How to Use Housing Policy to Increase Economic Mobility
Over 45 million people live in poverty in the United States, facing limited opportunities to improve their economic status or that of their children. A report from the Urban Institute, Housing Policy Levers to Promote Economic Mobility, explores numerous opportunities to use federal, state, and local housing policy to improve economic mobility.
The diverse categories of housing polices with real potential to help families achieve economic mobility include tax policies, block grants, rental assistance programs, fair housing regulations, and homeownership programs.
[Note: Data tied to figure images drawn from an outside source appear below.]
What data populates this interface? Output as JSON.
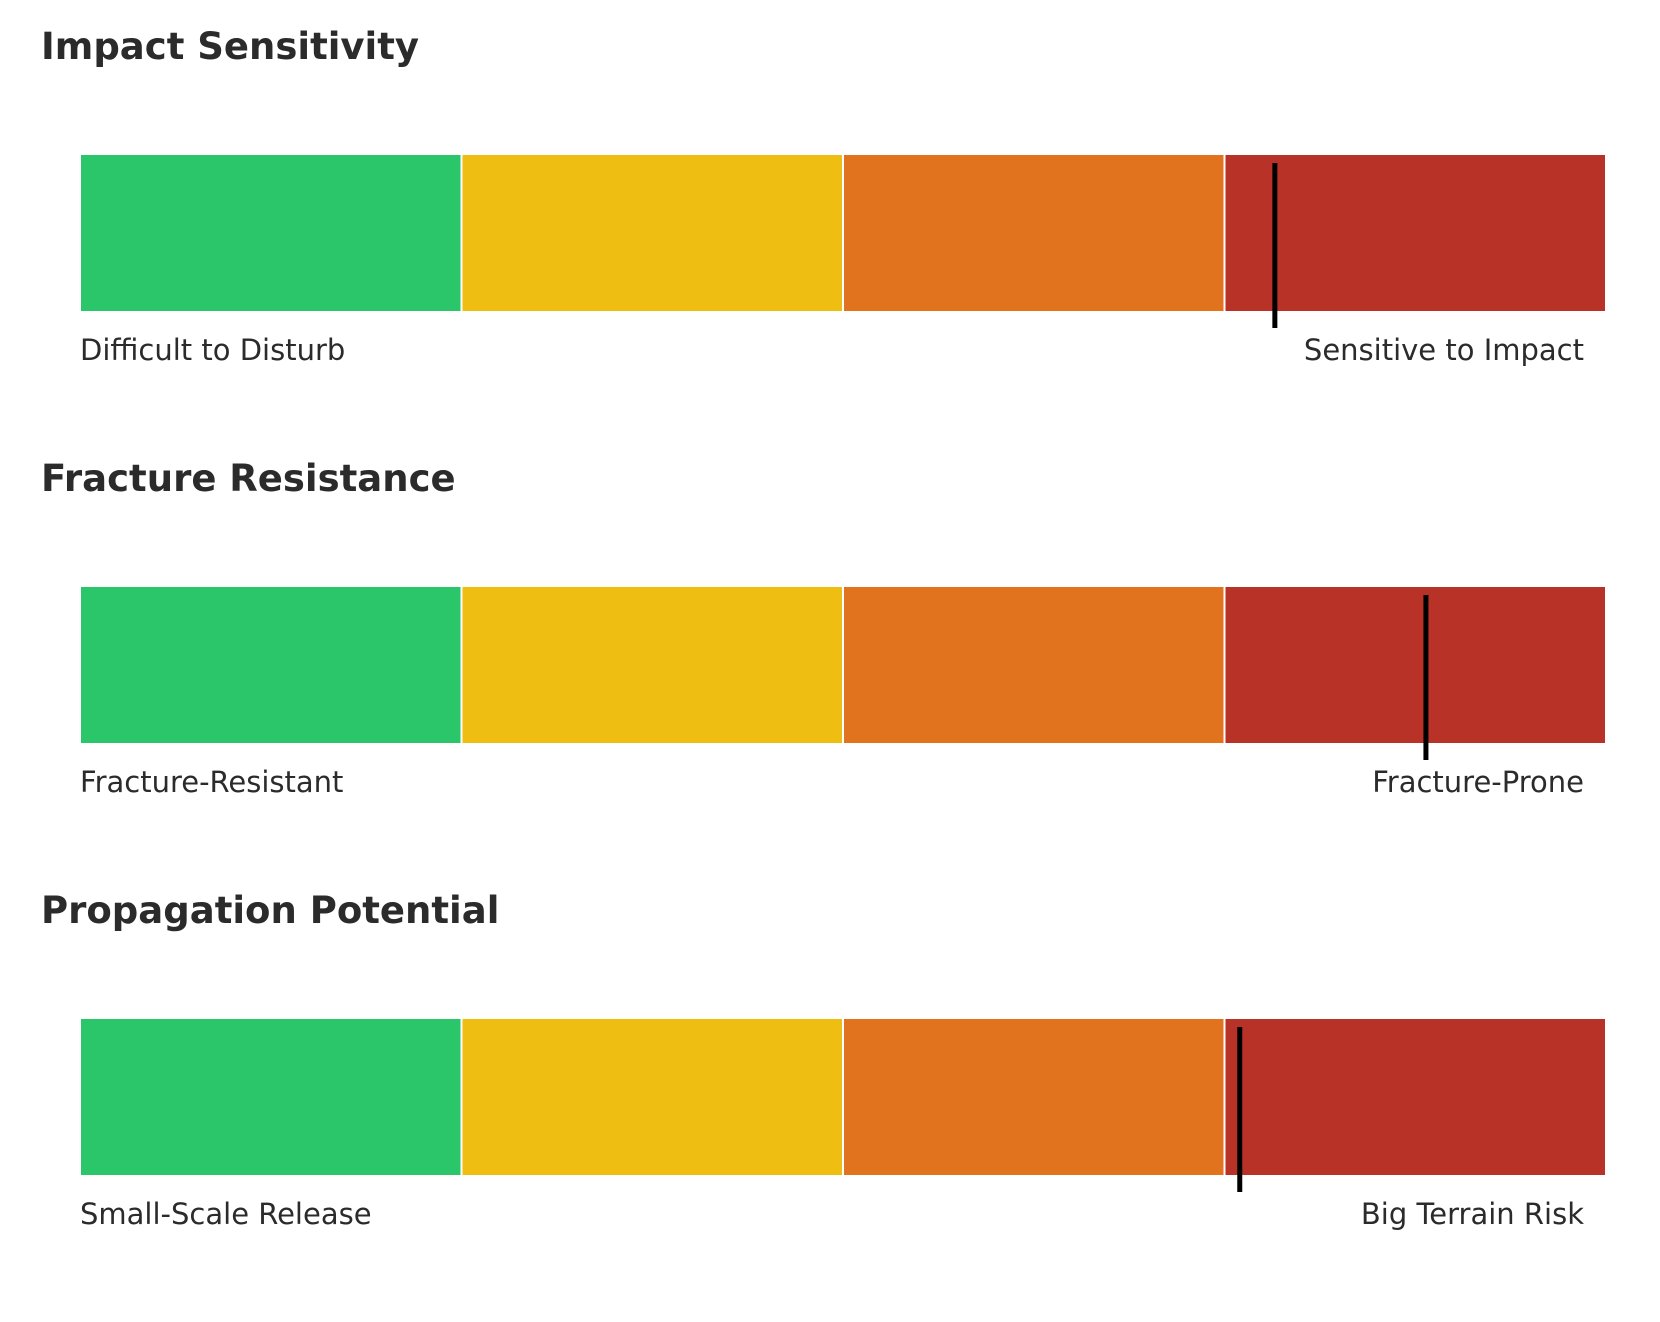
{
  "chart_data": {
    "type": "bar",
    "colors": [
      "#2bc66a",
      "#efbe13",
      "#e1731f",
      "#b83228"
    ],
    "marker_color": "#000000",
    "segments": 4,
    "range": [
      0,
      1
    ],
    "scales": [
      {
        "title": "Impact Sensitivity",
        "low_label": "Difficult to Disturb",
        "high_label": "Sensitive to Impact",
        "value": 0.783
      },
      {
        "title": "Fracture Resistance",
        "low_label": "Fracture-Resistant",
        "high_label": "Fracture-Prone",
        "value": 0.882
      },
      {
        "title": "Propagation Potential",
        "low_label": "Small-Scale Release",
        "high_label": "Big Terrain Risk",
        "value": 0.76
      }
    ]
  }
}
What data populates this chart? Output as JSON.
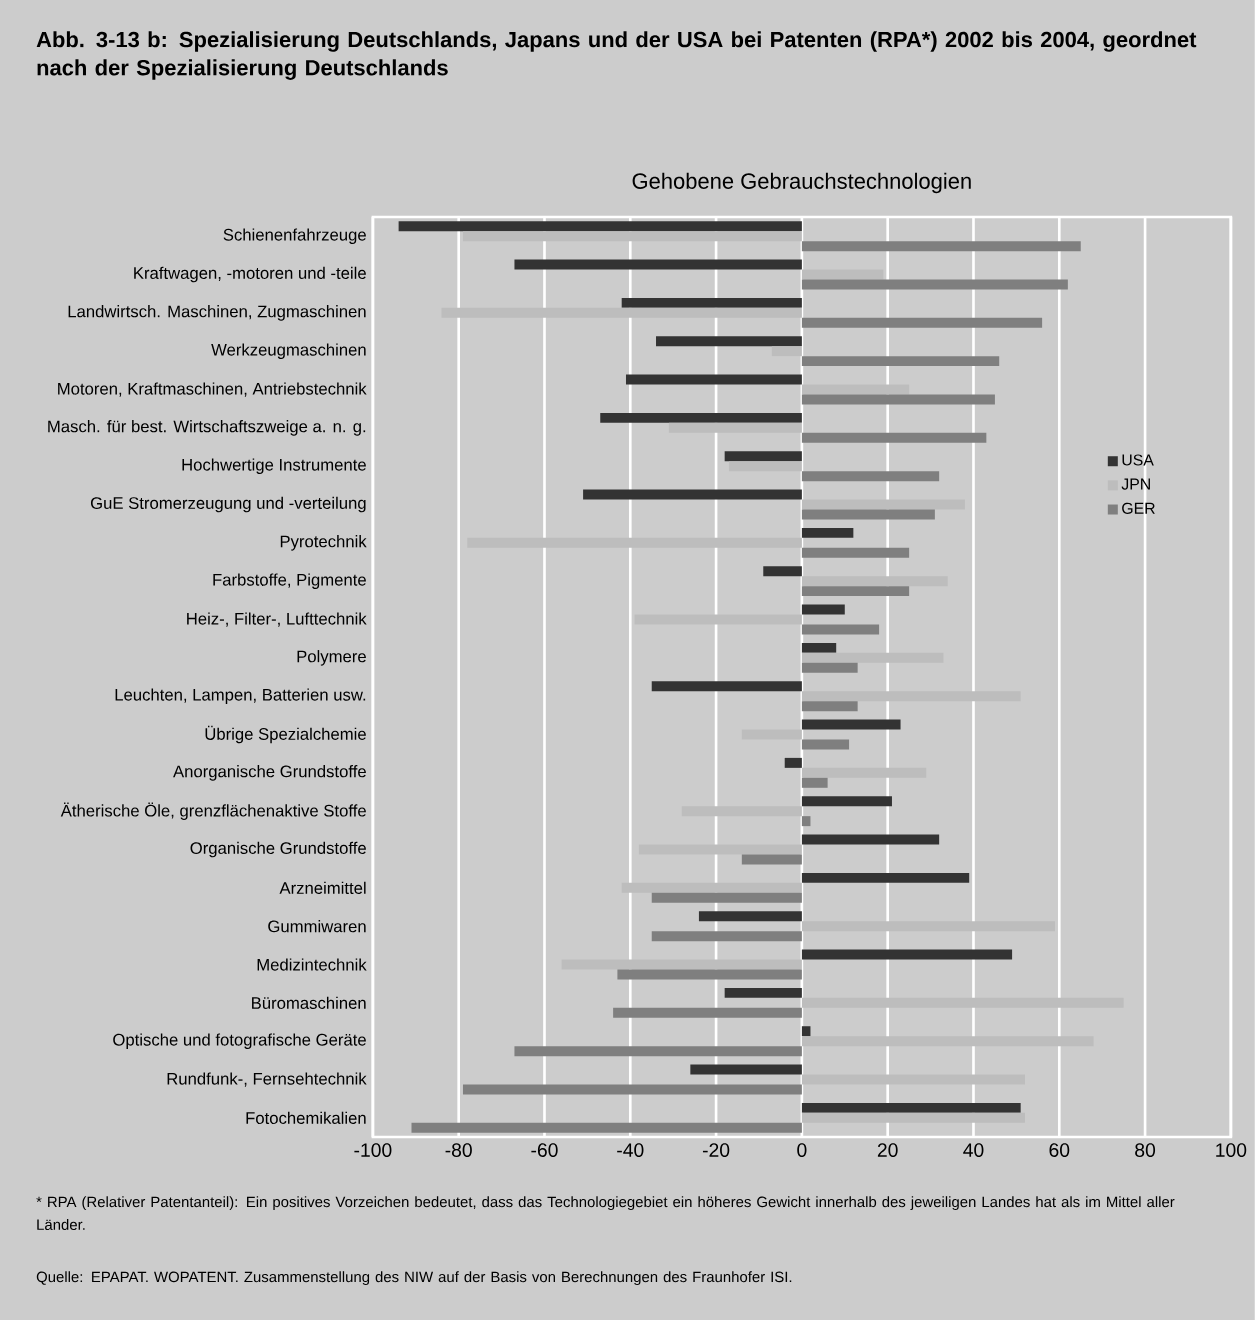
{
  "chart_data": {
    "type": "bar",
    "orientation": "horizontal",
    "title": "Abb. 3-13 b: Spezialisierung Deutschlands, Japans und der USA bei Patenten (RPA*) 2002 bis 2004, geordnet nach der Spezialisierung Deutschlands",
    "subtitle": "Gehobene Gebrauchstechnologien",
    "categories": [
      "Schienenfahrzeuge",
      "Kraftwagen, -motoren und -teile",
      "Landwirtsch. Maschinen, Zugmaschinen",
      "Werkzeugmaschinen",
      "Motoren, Kraftmaschinen, Antriebstechnik",
      "Masch. für best. Wirtschaftszweige a. n. g.",
      "Hochwertige Instrumente",
      "GuE Stromerzeugung und -verteilung",
      "Pyrotechnik",
      "Farbstoffe, Pigmente",
      "Heiz-, Filter-, Lufttechnik",
      "Polymere",
      "Leuchten, Lampen, Batterien usw.",
      "Übrige Spezialchemie",
      "Anorganische Grundstoffe",
      "Ätherische Öle, grenzflächenaktive Stoffe",
      "Organische Grundstoffe",
      "Arzneimittel",
      "Gummiwaren",
      "Medizintechnik",
      "Büromaschinen",
      "Optische und fotografische Geräte",
      "Rundfunk-, Fernsehtechnik",
      "Fotochemikalien"
    ],
    "series": [
      {
        "name": "USA",
        "color": "#333333",
        "values": [
          -94,
          -67,
          -42,
          -34,
          -41,
          -47,
          -18,
          -51,
          12,
          -9,
          10,
          8,
          -35,
          23,
          -4,
          21,
          32,
          39,
          -24,
          49,
          -18,
          2,
          -26,
          51
        ]
      },
      {
        "name": "JPN",
        "color": "#bdbdbd",
        "values": [
          -79,
          19,
          -84,
          -7,
          25,
          -31,
          -17,
          38,
          -78,
          34,
          -39,
          33,
          51,
          -14,
          29,
          -28,
          -38,
          -42,
          59,
          -56,
          75,
          68,
          52,
          52
        ]
      },
      {
        "name": "GER",
        "color": "#7f7f7f",
        "values": [
          65,
          62,
          56,
          46,
          45,
          43,
          32,
          31,
          25,
          25,
          18,
          13,
          13,
          11,
          6,
          2,
          -14,
          -35,
          -35,
          -43,
          -44,
          -67,
          -79,
          -91
        ]
      }
    ],
    "xlim": [
      -100,
      100
    ],
    "xticks": [
      -100,
      -80,
      -60,
      -40,
      -20,
      0,
      20,
      40,
      60,
      80,
      100
    ],
    "grid": "x",
    "legend": "right",
    "annotations": [
      "* RPA (Relativer Patentanteil): Ein positives Vorzeichen bedeutet, dass das Technologiegebiet ein höheres Gewicht innerhalb des jeweiligen Landes hat als im Mittel aller Länder.",
      "Quelle: EPAPAT. WOPATENT. Zusammenstellung des NIW auf der Basis von Berechnungen des Fraunhofer ISI."
    ]
  }
}
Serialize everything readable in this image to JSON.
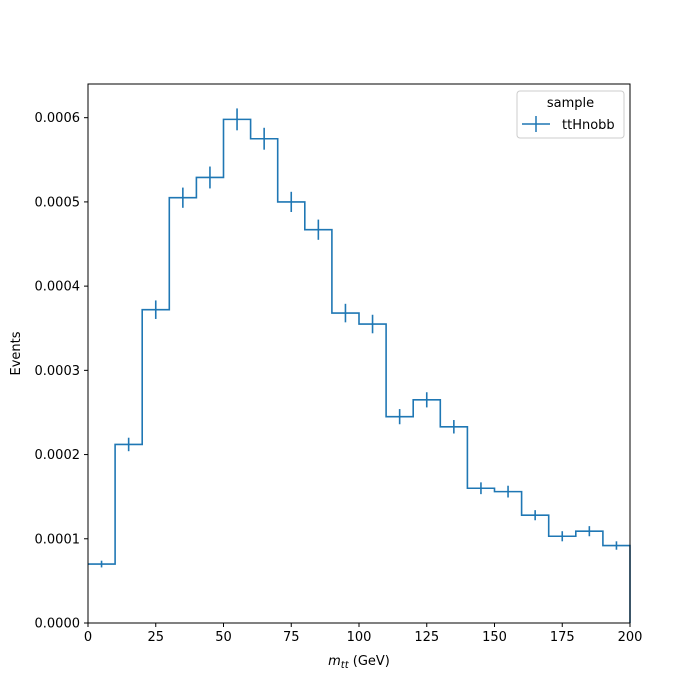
{
  "chart_data": {
    "type": "histogram-step",
    "xlabel_symbol": "m",
    "xlabel_subscript": "tt",
    "xlabel_unit": " (GeV)",
    "ylabel": "Events",
    "xlim": [
      0,
      200
    ],
    "ylim": [
      0,
      0.00064
    ],
    "xticks": [
      0,
      25,
      50,
      75,
      100,
      125,
      150,
      175,
      200
    ],
    "xtick_labels": [
      "0",
      "25",
      "50",
      "75",
      "100",
      "125",
      "150",
      "175",
      "200"
    ],
    "yticks": [
      0,
      0.0001,
      0.0002,
      0.0003,
      0.0004,
      0.0005,
      0.0006
    ],
    "ytick_labels": [
      "0.0000",
      "0.0001",
      "0.0002",
      "0.0003",
      "0.0004",
      "0.0005",
      "0.0006"
    ],
    "grid": false,
    "legend": {
      "title": "sample",
      "placement": "upper right"
    },
    "bin_edges": [
      0,
      10,
      20,
      30,
      40,
      50,
      60,
      70,
      80,
      90,
      100,
      110,
      120,
      130,
      140,
      150,
      160,
      170,
      180,
      190,
      200
    ],
    "series": [
      {
        "name": "ttHnobb",
        "color": "#1f77b4",
        "values": [
          7e-05,
          0.000212,
          0.000372,
          0.000505,
          0.000529,
          0.000598,
          0.000575,
          0.0005,
          0.000467,
          0.000368,
          0.000355,
          0.000245,
          0.000265,
          0.000233,
          0.00016,
          0.000156,
          0.000128,
          0.000103,
          0.000109,
          9.2e-05
        ],
        "errors": [
          4e-06,
          8e-06,
          1.1e-05,
          1.2e-05,
          1.3e-05,
          1.3e-05,
          1.3e-05,
          1.2e-05,
          1.2e-05,
          1.1e-05,
          1.1e-05,
          9e-06,
          9e-06,
          8e-06,
          7e-06,
          7e-06,
          6e-06,
          6e-06,
          6e-06,
          5e-06
        ]
      }
    ]
  }
}
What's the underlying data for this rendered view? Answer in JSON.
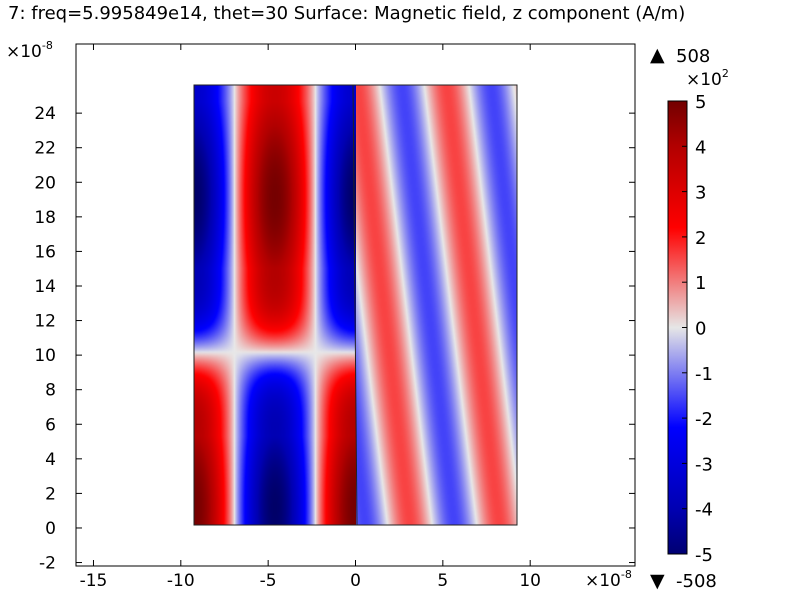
{
  "title": "7: freq=5.995849e14, thet=30   Surface: Magnetic field, z component (A/m)",
  "chart_data": {
    "type": "heatmap",
    "title": "7: freq=5.995849e14, thet=30   Surface: Magnetic field, z component (A/m)",
    "quantity": "Magnetic field, z component",
    "unit": "A/m",
    "x_multiplier": "×10",
    "x_exponent": "-8",
    "y_multiplier": "×10",
    "y_exponent": "-8",
    "xlim": [
      -16,
      16
    ],
    "ylim": [
      -2.2,
      28
    ],
    "x_ticks": [
      -15,
      -10,
      -5,
      0,
      5,
      10
    ],
    "y_ticks": [
      -2,
      0,
      2,
      4,
      6,
      8,
      10,
      12,
      14,
      16,
      18,
      20,
      22,
      24
    ],
    "regions": [
      {
        "name": "left",
        "x": [
          -9,
          0.2
        ],
        "y": [
          0,
          25
        ]
      },
      {
        "name": "right",
        "x": [
          0.2,
          9.4
        ],
        "y": [
          0,
          25
        ]
      }
    ],
    "colorbar": {
      "multiplier": "×10",
      "exponent": "2",
      "ticks": [
        5,
        4,
        3,
        2,
        1,
        0,
        -1,
        -2,
        -3,
        -4,
        -5
      ],
      "max_label": "508",
      "min_label": "-508",
      "max_value": 508,
      "min_value": -508,
      "colormap": [
        "#001a66",
        "#0000ff",
        "#ffffff",
        "#ff0000",
        "#7a0000"
      ]
    }
  }
}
The paper discusses the evidence connecting each of the policies with economic mobility and provides guidance (including practical examples) about how to use the policy to achieve better results.
Major findings and recommendations:
- Neighborhood context contributes to children’s economic mobility.
- Homeownership is the primary contributor to differences in wealth growth by white and black families, yet homeownership can also lock families in places where job prospects are low.
- In the absence of housing policy change, low-income families will have limited ability to afford to live in low-crime areas with access to high-performing schools.
- Without deliberate policy attention, homeownership opportunities in low-poverty areas may be unavailable or unsustainable for low-income or minority households.
- The goal of increasing economic mobility should be used when evaluating and modifying federal, state, and local housing policies.
- The federal government can support economic mobility through the enforcement of fair housing rules and regulations, simultaneous efforts to improve opportunities for low-income people and strengthen disadvantaged places, and changes to tax policy.
- State policies can support economic mobility through efforts that integrate affordability across multiple local jurisdictions and by producing or preserving affordable housing in areas with access to jobs and transit.